Só para se ter uma ideia, um estudo realizado, recentemente, pelo Sebrae, mostrou que das mais de 3 mil micro e pequenas empresas ouvidas em todo o País, 20% delas já tiveram o pedido de empréstimo negado por bancos. Destas, 21% apontaram que a recusa ocorreu simplesmente porque os bancos não dispunham de linhas específicas para suas necessidades. Nesse sentido, a Empresa Simples de Crédito entraria justamente nesse ponto, permitindo que pequenos empresários emprestem para pequenos empresários sem as formalidades do sistema financeiro. Esse mecanismo também vai possibilitar que um bom número de microempresas não bancarizadas tenha acesso a crédito. Ainda segundo este estudo do Sebrae, 30% das micro e pequenas empresas não têm qualquer relação com bancos como pessoa jurídica. Já esse percentual sobe para 55% quando se trata de Microempreendedores Individuais (Meis).
Como funcionarão?
Mas como será que funcionarão as Empresas Simples de Crédito? Este tipo de pessoa jurídica poderá ser constituído de três formas, ou seja, como uma Empresa Individual de Responsabilidade Limitada (Eireli), como Empresa Individual (EI), ou ainda como Sociedade Limitada. Agora, elas apenas poderão atuar com capital próprio. Não será permitido, por exemplo, que uma Empresa Simples de Crédito, capte recursos junto a bancos para depois emprestar a terceiros.
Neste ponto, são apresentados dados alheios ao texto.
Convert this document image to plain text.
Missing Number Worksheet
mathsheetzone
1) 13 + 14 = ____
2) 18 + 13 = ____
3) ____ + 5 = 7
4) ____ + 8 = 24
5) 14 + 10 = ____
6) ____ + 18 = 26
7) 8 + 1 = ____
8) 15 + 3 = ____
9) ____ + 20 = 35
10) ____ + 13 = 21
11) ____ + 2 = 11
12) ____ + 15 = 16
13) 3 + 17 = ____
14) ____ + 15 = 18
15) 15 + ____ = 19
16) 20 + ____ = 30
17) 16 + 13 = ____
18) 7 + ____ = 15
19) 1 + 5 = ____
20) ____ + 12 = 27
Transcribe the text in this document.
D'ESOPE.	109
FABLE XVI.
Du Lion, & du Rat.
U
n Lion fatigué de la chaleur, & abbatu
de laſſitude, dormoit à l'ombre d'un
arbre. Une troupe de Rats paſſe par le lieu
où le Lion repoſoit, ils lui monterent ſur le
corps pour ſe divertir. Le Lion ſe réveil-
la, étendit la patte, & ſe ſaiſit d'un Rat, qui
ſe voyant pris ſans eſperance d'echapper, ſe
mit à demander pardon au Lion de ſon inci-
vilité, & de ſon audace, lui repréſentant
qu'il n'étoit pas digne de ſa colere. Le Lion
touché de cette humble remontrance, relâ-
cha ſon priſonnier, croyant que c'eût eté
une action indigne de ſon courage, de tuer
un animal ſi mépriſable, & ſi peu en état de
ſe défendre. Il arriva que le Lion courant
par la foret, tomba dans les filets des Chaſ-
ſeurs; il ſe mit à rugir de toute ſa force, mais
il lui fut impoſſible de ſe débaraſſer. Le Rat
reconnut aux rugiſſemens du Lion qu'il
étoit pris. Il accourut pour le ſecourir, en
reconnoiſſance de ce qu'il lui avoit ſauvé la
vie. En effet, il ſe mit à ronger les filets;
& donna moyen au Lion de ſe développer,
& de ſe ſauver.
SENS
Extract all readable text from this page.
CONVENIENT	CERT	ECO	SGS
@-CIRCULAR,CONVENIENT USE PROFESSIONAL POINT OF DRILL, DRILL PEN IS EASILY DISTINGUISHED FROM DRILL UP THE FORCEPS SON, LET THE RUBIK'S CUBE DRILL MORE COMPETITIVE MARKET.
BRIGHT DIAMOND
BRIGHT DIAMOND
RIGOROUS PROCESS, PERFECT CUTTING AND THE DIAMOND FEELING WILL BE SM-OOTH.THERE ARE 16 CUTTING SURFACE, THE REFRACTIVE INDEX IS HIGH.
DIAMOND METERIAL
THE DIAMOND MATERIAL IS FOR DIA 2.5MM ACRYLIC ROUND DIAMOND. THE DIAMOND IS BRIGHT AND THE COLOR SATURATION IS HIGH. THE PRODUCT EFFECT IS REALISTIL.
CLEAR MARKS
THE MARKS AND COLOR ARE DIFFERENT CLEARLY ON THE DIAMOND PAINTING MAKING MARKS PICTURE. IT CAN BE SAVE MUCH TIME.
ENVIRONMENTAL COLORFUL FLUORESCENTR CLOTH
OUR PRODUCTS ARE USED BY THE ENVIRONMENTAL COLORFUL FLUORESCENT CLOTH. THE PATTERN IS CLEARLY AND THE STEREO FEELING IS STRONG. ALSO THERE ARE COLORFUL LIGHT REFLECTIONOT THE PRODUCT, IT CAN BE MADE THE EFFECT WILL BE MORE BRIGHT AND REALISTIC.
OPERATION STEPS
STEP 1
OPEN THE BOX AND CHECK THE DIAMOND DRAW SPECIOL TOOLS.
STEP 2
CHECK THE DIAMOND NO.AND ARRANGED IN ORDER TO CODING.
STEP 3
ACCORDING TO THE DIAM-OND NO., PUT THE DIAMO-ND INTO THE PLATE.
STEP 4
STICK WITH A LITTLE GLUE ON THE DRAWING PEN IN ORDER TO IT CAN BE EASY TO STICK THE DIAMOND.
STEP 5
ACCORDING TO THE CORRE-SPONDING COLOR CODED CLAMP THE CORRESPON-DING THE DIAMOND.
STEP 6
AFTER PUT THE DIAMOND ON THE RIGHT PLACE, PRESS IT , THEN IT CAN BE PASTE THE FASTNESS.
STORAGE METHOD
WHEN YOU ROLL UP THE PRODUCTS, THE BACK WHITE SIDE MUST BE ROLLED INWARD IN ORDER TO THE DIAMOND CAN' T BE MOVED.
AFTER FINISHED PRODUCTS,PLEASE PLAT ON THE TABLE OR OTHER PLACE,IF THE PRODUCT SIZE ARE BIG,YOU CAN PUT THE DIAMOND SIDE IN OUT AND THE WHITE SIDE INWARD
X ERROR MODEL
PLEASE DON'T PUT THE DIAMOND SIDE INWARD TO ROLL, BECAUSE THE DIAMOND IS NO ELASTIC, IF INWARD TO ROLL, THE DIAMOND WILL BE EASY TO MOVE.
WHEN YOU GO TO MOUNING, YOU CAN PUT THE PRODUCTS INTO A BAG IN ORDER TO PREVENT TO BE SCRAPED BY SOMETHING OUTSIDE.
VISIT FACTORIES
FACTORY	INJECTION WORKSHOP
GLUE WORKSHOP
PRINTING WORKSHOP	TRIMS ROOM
Uma Empresa Simples de Crédito não poderá conter em sua denominação a palavra “banco” ou qualquer expressão que remeta à instituição financeira. Ela também estará proibida de cobrar qualquer tarifa do microempresário. Seu ganho será decorrente da cobrança de juros. Já o faturamento não poderá passar de R$ 4,8 milhões por ano.
Por sua vez, para os microempresários ou microempreendedores individuais a grande vantagem desse tipo de empresa de crédito é que eles terão mais acesso a financiamentos ou a desconto de títulos e, com isso, poderão se reinventar, sair do vermelho, reestruturar o seu negócio, e por que não, até abrir novos postos de trabalho.